March 20, 2014
Never Settling, Experimentative Google drawing big in payments space
Google has taken several steps into the Money and Commerce space during the past several years, with its Google Wallet app serving as the main vehicle. Recently, Google unveiled a new version of the mobile payments app that completes itself with a new user interface. Google has done some lesser known acquisitions in the past such as:
Payment services offered by Google and other related dynamics
Google Checkout was an online payment processing service provided by Google aimed at simplifying the process of paying for online purchases. It was designed to make online shopping easier. Google Checkout provided fraud protection and a unified page for tracking purchases and their status. Google Checkout was discontinued in November 2013. The product was aimed at taking on eBay’s PayPal service, which dominates Web-based payments. It was free for merchants until February 1, 2008. From then until May 5, 2009 Google charged US merchants 2.0% plus $0.20 per transaction, and UK merchants 1.4% + £0.20.

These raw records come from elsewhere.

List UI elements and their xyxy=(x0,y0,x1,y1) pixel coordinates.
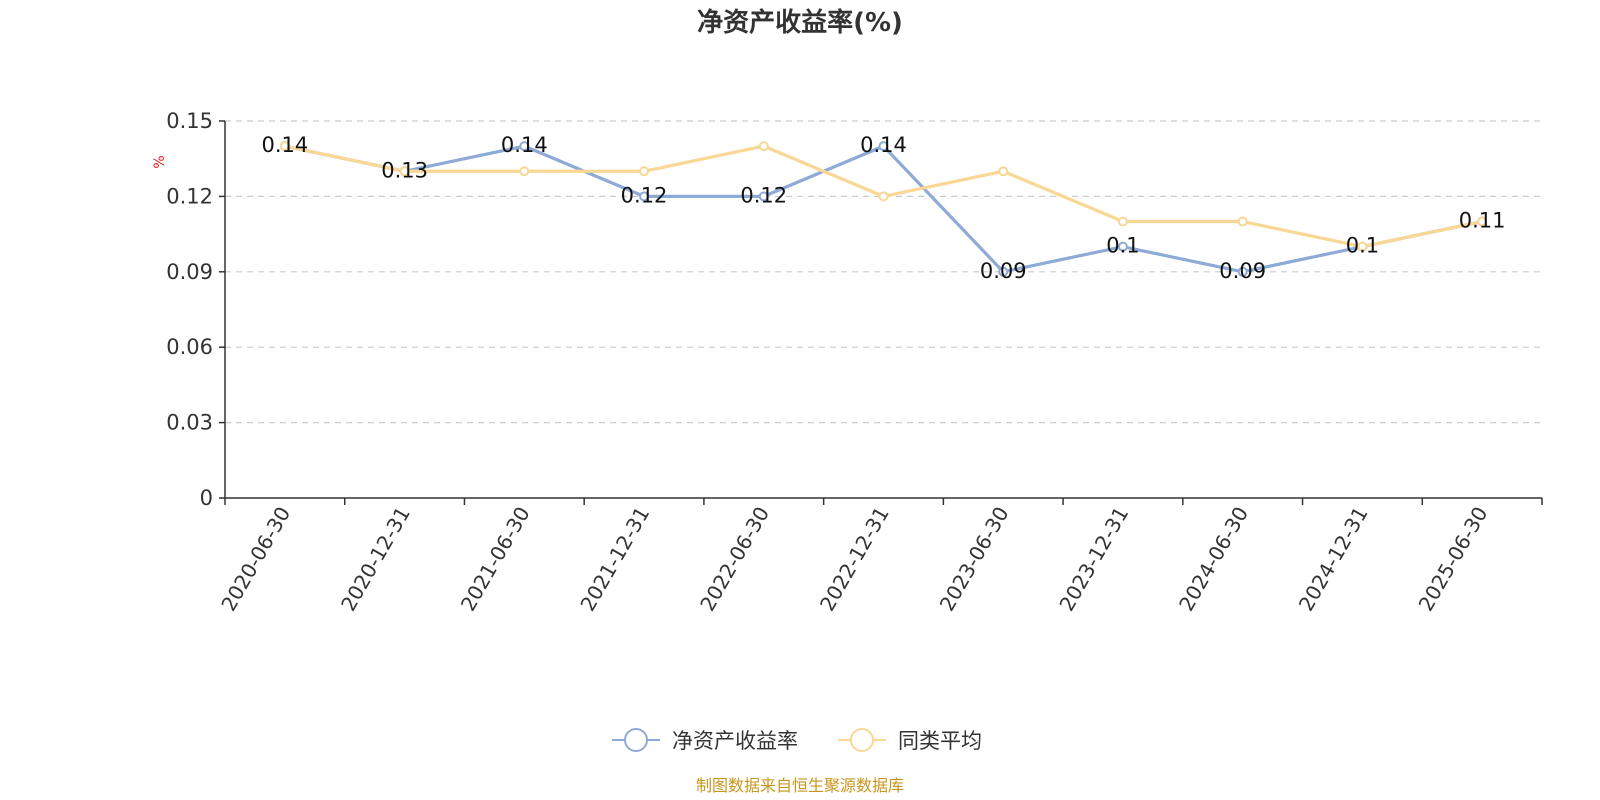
x-tick-label: 2021-12-31 xyxy=(575,503,654,616)
data-point xyxy=(758,191,769,202)
x-tick-label: 2024-06-30 xyxy=(1174,503,1253,616)
data-point xyxy=(878,141,889,152)
data-point xyxy=(519,141,530,152)
data-label: 0.14 xyxy=(860,133,907,157)
series-layer xyxy=(279,141,1488,277)
data-point xyxy=(639,191,650,202)
chart-title: 净资产收益率(%) xyxy=(697,7,903,38)
x-tick-label: 2022-12-31 xyxy=(815,503,894,616)
data-label: 0.1 xyxy=(1106,234,1139,258)
x-tick-label: 2025-06-30 xyxy=(1414,503,1493,616)
data-label: 0.09 xyxy=(980,259,1027,283)
legend-item-0[interactable]: 净资产收益率 xyxy=(612,728,798,753)
x-tick-label: 2021-06-30 xyxy=(456,503,535,616)
x-tick-label: 2024-12-31 xyxy=(1294,503,1373,616)
y-tick-label: 0.15 xyxy=(166,109,213,133)
data-label: 0.12 xyxy=(740,183,787,207)
legend-marker-icon xyxy=(850,728,874,752)
y-tick-label: 0.03 xyxy=(166,411,213,435)
data-labels: 0.14 0.13 0.14 0.12 0.12 0.14 0.09 0.1 0.09 0.1 0.… xyxy=(261,133,1505,283)
x-tick-labels: 2020-06-30 2020-12-31 2021-06-30 2021-12-31… xyxy=(216,503,1492,616)
legend-marker-icon xyxy=(624,728,648,752)
data-label: 0.14 xyxy=(261,133,308,157)
data-point xyxy=(399,166,410,177)
data-point xyxy=(1117,241,1128,252)
y-tick-label: 0.12 xyxy=(166,184,213,208)
data-point xyxy=(1477,216,1488,227)
axes xyxy=(219,120,1543,505)
data-point xyxy=(1117,216,1128,227)
legend[interactable]: 净资产收益率 同类平均 xyxy=(612,728,982,753)
data-label: 0.14 xyxy=(501,133,548,157)
data-label: 0.11 xyxy=(1459,209,1506,233)
data-point xyxy=(639,166,650,177)
x-tick-label: 2023-06-30 xyxy=(935,503,1014,616)
data-point xyxy=(279,141,290,152)
legend-item-1[interactable]: 同类平均 xyxy=(838,728,982,753)
x-tick-label: 2023-12-31 xyxy=(1054,503,1133,616)
legend-label: 净资产收益率 xyxy=(672,729,798,753)
data-point xyxy=(998,166,1009,177)
data-label: 0.1 xyxy=(1346,234,1379,258)
x-tick-label: 2020-06-30 xyxy=(216,503,295,616)
series-line-0 xyxy=(284,144,1483,274)
y-tick-label: 0 xyxy=(200,486,213,510)
x-tick-label: 2022-06-30 xyxy=(695,503,774,616)
y-tick-label: 0.06 xyxy=(166,335,213,359)
source-note: 制图数据来自恒生聚源数据库 xyxy=(696,776,904,795)
data-point xyxy=(1237,266,1248,277)
data-label: 0.09 xyxy=(1219,259,1266,283)
data-label: 0.12 xyxy=(621,183,668,207)
data-label: 0.13 xyxy=(381,158,428,182)
y-axis-unit: % xyxy=(152,155,168,168)
data-point xyxy=(758,141,769,152)
legend-label: 同类平均 xyxy=(898,729,982,753)
y-tick-labels: 0 0.03 0.06 0.09 0.12 0.15 xyxy=(166,109,213,510)
data-point xyxy=(998,266,1009,277)
data-point xyxy=(1357,241,1368,252)
y-tick-label: 0.09 xyxy=(166,260,213,284)
data-point xyxy=(519,166,530,177)
data-point xyxy=(878,191,889,202)
data-point xyxy=(1237,216,1248,227)
x-tick-label: 2020-12-31 xyxy=(336,503,415,616)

In 2006 eBay, which owns PayPal, added Google Checkout to its banned payment methods list, forbidding the use of Google Checkout to pay for eBay transactions. As of June, 2011 eBay forbids the use of any external checkout system to pay for eBay transactions.
In November 2011 Google merged its online payments service Checkout with mobile payments system Google Wallet, and the company released its first app version for android phones. The service works with the 300,000 plus MasterCard PayPass merchant locations. A new feature in Google Wallet for both Android and iOS lets shoppers track where their goods are, right inside the app. Over the last couple of years Google expanded the scope of wallet to include loyalty, offers, storing several cards, discounts and other features to make it a holistic Payments and Commerce offering.
In September 2013, Google launched digital wallet app on iPhone to compete with Apple's Passbook. They also added features like loyalty cards, money transfer, coupons, and offers to the app.
In November 2013, Google rolled out a physical debit card linked to its digital wallet service that allows users to buy goods at stores or withdraw cash from ATM machines. Users can also link a bank account or credit or debit card to add funds to their Google Wallet card. Why a physical payment card? while it has its mobile transactions platform? Doing so, would allow consumers to make purchases with their Google Wallet accounts at merchants that do not support near field communications.
Google had also come up with a feature wherein a user could send money over email by just attaching it to the email. The receiver may or may not be using Gmail to accept money. The receiver will have to log in to Google Wallet to receive money (deposit to a bank account) or pay for goods and services which accept transactions over Google Wallet.
Currently, the Google Wallet app is only available in the US; however outside of the US, users can use Google Wallet online to make purchases on Google Play in over 125 countries, and at online merchants in over 160 countries and territories.
In May 2012, Google launched a new payment card, called Beba, for consumers in Kenya. The card makes payments over NFC
Google Play Gift Cards were launched in August 2012. The vouchers can be utilized for a number of functions such as purchasing new games, apps, movies, books, magazines and music via Google Play.
Google is also trying to enable payments through any connected device (IOT) and one of its latest innovation is – Pay with Google Glass. To cash in on this innovation called Google Glass, financial institutions, payment app makers, start-ups are lining up to be amongst the first few to offer real payments via Google Glass. Some of the companies who are coming up with new offerings or tweaking their existing offerings to work with Google Glass include Intuit, Mastercard, and RedBottle Design (The Company from California, has come up with an app called GlassPay.). There are some European banks as well that are gearing up. Google Gear solution should expedite the payments through connected devices.
Around November 2013, with the release of Android 4.4, Google introduced a new platform support for secure NFC-based transactions through Host Card Emulation (HCE), for payments, loyalty programs, card access, transit passes, and other custom services. With HCE, any app on an Android 4.4 device can emulate an NFC smart card, letting users tap to initiate transactions with an app of their choice. Apps can also use a new Reader Mode so as to act as readers for HCE cards and other NFC-based transactions. This basically also circumvents issues with carriers - bypassing the secure element.
Google is continuously doing innovations in the non-cash payments space to expand its offerings, and is adding new and exciting features to its wallet services. It has still to see some measurable success from the above initiatives. Google requires some tailwind to boost merchant and customer adoption of its payments services. Host Card Emulation could be one such key to the kingdom. HCE is just brilliant!